Returning from the Second World War where he had been a Seabee and had learned simple construction techniques, he began to build whole communities alolng the new highways - mass produced and standardized; Levittowns. The houses were fast to build, cheap and all the same.
Kemmons Wilson saw it.
He understood that if people were going to start driving the Interstate, they would need a place to stay, so he started building Holiday Inns. Mass produced and standardized, they gave everyone exactly the same experience no matter where they were.
Ray Kroc understood it.
He understood that if people were going to start driving the Interstate, they would need a place to eat, so he started building his MacDonald's restaurant chain. Mass produced and standardized, they gave everyone exactly the same eating experience, no matter where they were.
Fast forward to 2007.
Now we have an economy that is largely intellectual property. Very few people actually make things with their hands anymore.
And instead of moving along highways, that intellectual property moves along the Internet. (Built by the Department of Defense as yet another bulwark against the Soviet Union, ironically, and largely driven by Al Gore, Jr.).
For those who can see the Internet and what it is doing to the economy and the way we work as well as Kroc or Levitt or Wilson (or scores of others) saw the Interestate Highway System, there is enormous opportunity. We are all, after all, commuters now on the web. And commuters need to be serviced.
So instead of driving down to the town center to buy stuff at Walmart (nice job, Sam Walton), we go to Amazon.com; where you have the same, standardized experience whether you log on in New York or New Delhi.
Instead of dropping in at the travel agent with their posters of Carribean holidays, you log on to Expedia.com and have the same exact experience whether you log on in Tokyo or want to buy tickets to go there.
Instead of moving to Levittown, you move into MySpace, where you have the same experience and live in the same 'house' as everyone else (although as in Levittown, you can paint it and decorate it and customize it as you like).

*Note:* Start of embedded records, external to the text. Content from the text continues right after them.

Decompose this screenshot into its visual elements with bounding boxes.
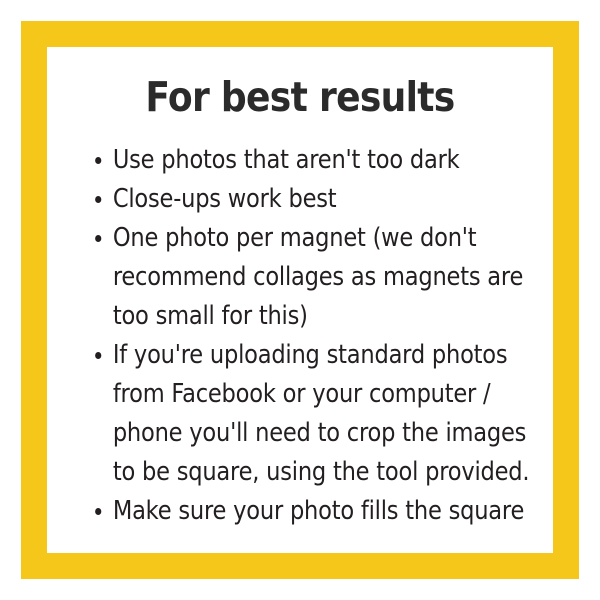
- list-item-label: Make sure your photo fills the square: [113, 492, 549, 531]
- list-item: Make sure your photo fills the square: [73, 492, 549, 531]
- yellow-frame-border: For best results Use photos that aren't …: [21, 21, 579, 579]
- list-item: If you're uploading standard photos from…: [73, 336, 549, 492]
- bullet-dot-icon: [95, 196, 101, 203]
- white-content-panel: For best results Use photos that aren't …: [47, 47, 553, 553]
- list-item-label: Close-ups work best: [113, 180, 549, 219]
- bullet-dot-icon: [95, 352, 101, 359]
- list-item: Use photos that aren't too dark: [73, 141, 549, 180]
- bullet-dot-icon: [95, 157, 101, 164]
- page-title: For best results: [77, 73, 522, 121]
- list-item-label: If you're uploading standard photos from…: [113, 336, 549, 492]
- list-item-label: Use photos that aren't too dark: [113, 141, 549, 180]
- poster-card: For best results Use photos that aren't …: [0, 0, 600, 600]
- tips-bullet-list: Use photos that aren't too dark Close-up…: [73, 141, 549, 531]
- list-item: Close-ups work best: [73, 180, 549, 219]
- list-item-label: One photo per magnet (we don't recommend…: [113, 219, 549, 336]
- bullet-dot-icon: [95, 235, 101, 242]
- bullet-dot-icon: [95, 508, 101, 515]
- list-item: One photo per magnet (we don't recommend…: [73, 219, 549, 336]
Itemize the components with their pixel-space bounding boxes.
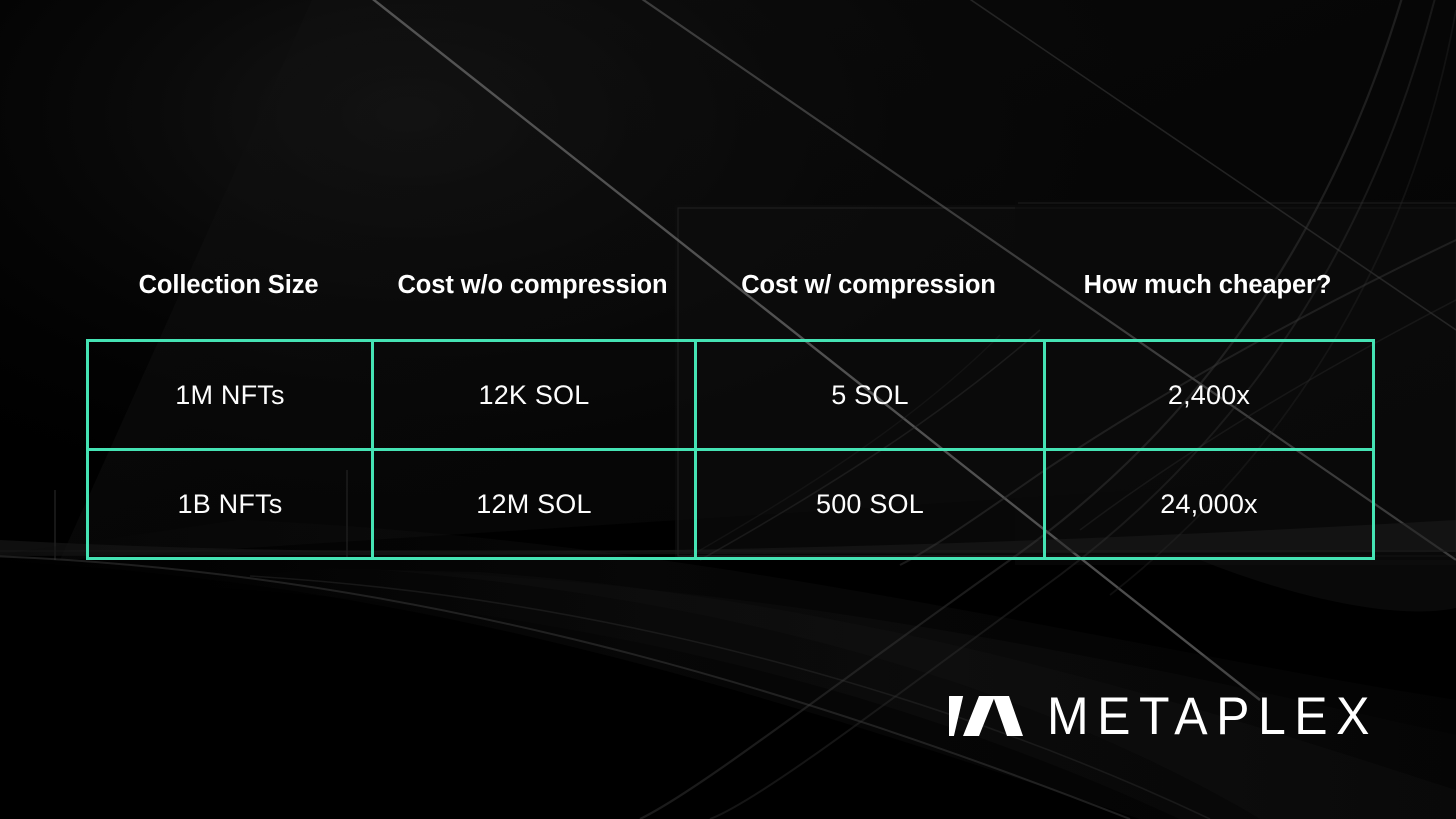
column-header-how-much-cheaper: How much cheaper? (1043, 232, 1372, 339)
column-header-cost-without-compression: Cost w/o compression (371, 232, 694, 339)
comparison-table: 1M NFTs 12K SOL 5 SOL 2,400x 1B NFTs 12M… (86, 339, 1375, 560)
cell-cost-with-compression: 5 SOL (696, 341, 1045, 450)
table-row: 1M NFTs 12K SOL 5 SOL 2,400x (88, 341, 1374, 450)
cell-cost-without-compression: 12M SOL (373, 450, 696, 559)
cell-cost-with-compression: 500 SOL (696, 450, 1045, 559)
brand-logo: METAPLEX (949, 688, 1378, 744)
brand-wordmark: METAPLEX (1047, 690, 1378, 743)
cell-cost-without-compression: 12K SOL (373, 341, 696, 450)
table-header-row: Collection Size Cost w/o compression Cos… (86, 232, 1372, 339)
table-row: 1B NFTs 12M SOL 500 SOL 24,000x (88, 450, 1374, 559)
cell-how-much-cheaper: 24,000x (1045, 450, 1374, 559)
cell-collection-size: 1M NFTs (88, 341, 373, 450)
metaplex-m-mark (949, 688, 1023, 744)
cell-collection-size: 1B NFTs (88, 450, 373, 559)
slide-canvas: Collection Size Cost w/o compression Cos… (0, 0, 1456, 819)
column-header-collection-size: Collection Size (86, 232, 371, 339)
column-header-cost-with-compression: Cost w/ compression (694, 232, 1043, 339)
cell-how-much-cheaper: 2,400x (1045, 341, 1374, 450)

The world of online is, in fact, so standardized that it makes going to the MacDonald's on 7th Avenue and the MacDonald's on 54th Street vastly different experiences. (One has a plastic Ronald outside).
The desire to standardize in the 1950s was infectious. As we became a commuting nation, it brought us comfort to know that although our work in this mobile new world might cause us to move from Atlanta to LA, we would always find the same Benneton, the same KFC, the same Walmart in the same shopping mall, driving the same car and gassing up at the same station. In a surreal sense, it was as though we had never left. We would always be 'at home', no matter where we went.
This desire for standardization also impacted on the media. A mobile culture that wants to feel 'at home' in the shopping center or their living room, also wants to feel at home when they gets news and information, no matter where they are. Turn on a local tv news program in NY, Detroit, Birmingham Alabama or Birmingham England for that matter, and they all look, with minor differences, exactly the same. Just like the MacDonald's down the street. They don't have to be the same, but they are.
Want some insight into the future?
Take a look at what happened in Interstate world and adapt it to web world. A singular, standardized experience, universal in fact.
Why have 150 local TV news operations when, really, one will do? You want local stories? It's non-linear, VOD anyway. Plug and play.
It's far more cost effective; but the interesting thing is, it also makes people feel more comfortable no matter where they are. Like calling up Google on your laptop at 3 in the morning in Beijing, suddenly you are at home.
But, is this the kind of world we really want to live in?
Perhaps the fractionalization of content production gives us another option.
If we have the courage to try something different.